The dd result of 3.1 GB/s is close enough to theoretical 3.5 that I'm happy with it.

According to KDiskMark (fio) with buffered I/O, sequential write of XFS goes up to 1900 MB/s, compared to 900-1000 MB/s. Not sure where the measured discrepancy between dd vs fio comes from, but the uplift is consistent in both results.

KDiskMark screenshots here: https://imgur.com/a/wJKKLZk

my test with gen5 CPU and raid0 two gen5 NVMe SSD

Posted Jul 4, 2024 19:18 UTC (Thu) by gaowayne1 (guest, #172310) [Link]
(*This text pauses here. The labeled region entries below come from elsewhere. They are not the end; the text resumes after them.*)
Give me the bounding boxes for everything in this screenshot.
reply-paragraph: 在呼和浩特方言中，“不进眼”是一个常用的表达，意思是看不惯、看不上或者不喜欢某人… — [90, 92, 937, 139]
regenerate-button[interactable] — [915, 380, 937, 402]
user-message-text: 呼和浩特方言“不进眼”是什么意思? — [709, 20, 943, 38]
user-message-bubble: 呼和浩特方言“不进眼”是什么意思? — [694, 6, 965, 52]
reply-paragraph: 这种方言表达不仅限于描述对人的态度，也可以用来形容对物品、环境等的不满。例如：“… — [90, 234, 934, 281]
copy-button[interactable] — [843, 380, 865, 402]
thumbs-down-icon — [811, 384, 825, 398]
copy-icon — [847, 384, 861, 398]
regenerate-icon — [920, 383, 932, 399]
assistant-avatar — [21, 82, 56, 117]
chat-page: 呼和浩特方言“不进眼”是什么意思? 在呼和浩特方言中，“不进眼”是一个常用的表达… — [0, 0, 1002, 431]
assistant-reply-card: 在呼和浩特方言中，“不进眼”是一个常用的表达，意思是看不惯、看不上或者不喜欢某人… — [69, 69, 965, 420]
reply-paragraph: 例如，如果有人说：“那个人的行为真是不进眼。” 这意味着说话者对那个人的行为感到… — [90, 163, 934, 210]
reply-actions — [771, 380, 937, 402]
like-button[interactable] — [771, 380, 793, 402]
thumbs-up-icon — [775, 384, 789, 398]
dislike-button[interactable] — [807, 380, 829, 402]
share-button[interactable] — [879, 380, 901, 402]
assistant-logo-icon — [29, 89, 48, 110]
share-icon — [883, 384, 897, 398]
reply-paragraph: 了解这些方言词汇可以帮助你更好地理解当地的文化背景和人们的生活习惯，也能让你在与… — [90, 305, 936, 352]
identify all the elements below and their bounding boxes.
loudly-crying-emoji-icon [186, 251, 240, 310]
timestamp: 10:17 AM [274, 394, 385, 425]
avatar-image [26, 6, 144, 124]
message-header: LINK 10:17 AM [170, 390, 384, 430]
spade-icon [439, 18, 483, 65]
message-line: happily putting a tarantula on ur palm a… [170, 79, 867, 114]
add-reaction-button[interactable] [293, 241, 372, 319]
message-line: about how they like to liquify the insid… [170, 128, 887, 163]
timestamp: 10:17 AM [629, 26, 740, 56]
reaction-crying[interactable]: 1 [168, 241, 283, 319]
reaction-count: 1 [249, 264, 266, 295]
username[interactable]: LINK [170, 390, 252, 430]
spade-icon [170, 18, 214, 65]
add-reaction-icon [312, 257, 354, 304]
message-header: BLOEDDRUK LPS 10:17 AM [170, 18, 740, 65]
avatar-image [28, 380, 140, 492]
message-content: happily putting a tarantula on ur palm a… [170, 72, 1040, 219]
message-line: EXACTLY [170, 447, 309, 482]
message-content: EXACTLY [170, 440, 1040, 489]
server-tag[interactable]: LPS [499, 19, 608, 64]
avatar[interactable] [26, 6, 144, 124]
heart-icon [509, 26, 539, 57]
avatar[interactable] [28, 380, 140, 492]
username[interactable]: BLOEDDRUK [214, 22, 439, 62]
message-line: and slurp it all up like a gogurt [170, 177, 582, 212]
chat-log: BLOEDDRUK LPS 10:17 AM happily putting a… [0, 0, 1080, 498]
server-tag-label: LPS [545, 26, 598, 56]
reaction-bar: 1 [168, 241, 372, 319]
hello experts. I have different test results, need help more clarification.
I tested with latest fio, gen5 CPU, gen5 NVMe SSD with kernel version, I raid0 two gen5 SSD, it can reach 15GB/s

root@salab-bncbeta02:~/wayne/FlameGraph# uname -a
Linux salab-bncbeta02 6.8.5-301.fc40.x86_64 #1 SMP PREEMPT_DYNAMIC Thu Apr 11 20:00:10 UTC 2024 x86_64 GNU/Linux

when I test XFS, I can see even direct=0, fio can reach more than 14GB/s flush kworker CPU is only 20%. no issue at all.
when I test ext4, I can reproduce this problem, flush kworker is 100% CPU.
may I know what is difference and root cause for this? I got the perf flame svg for both ext4 and xfs, if anyone need, please reach me.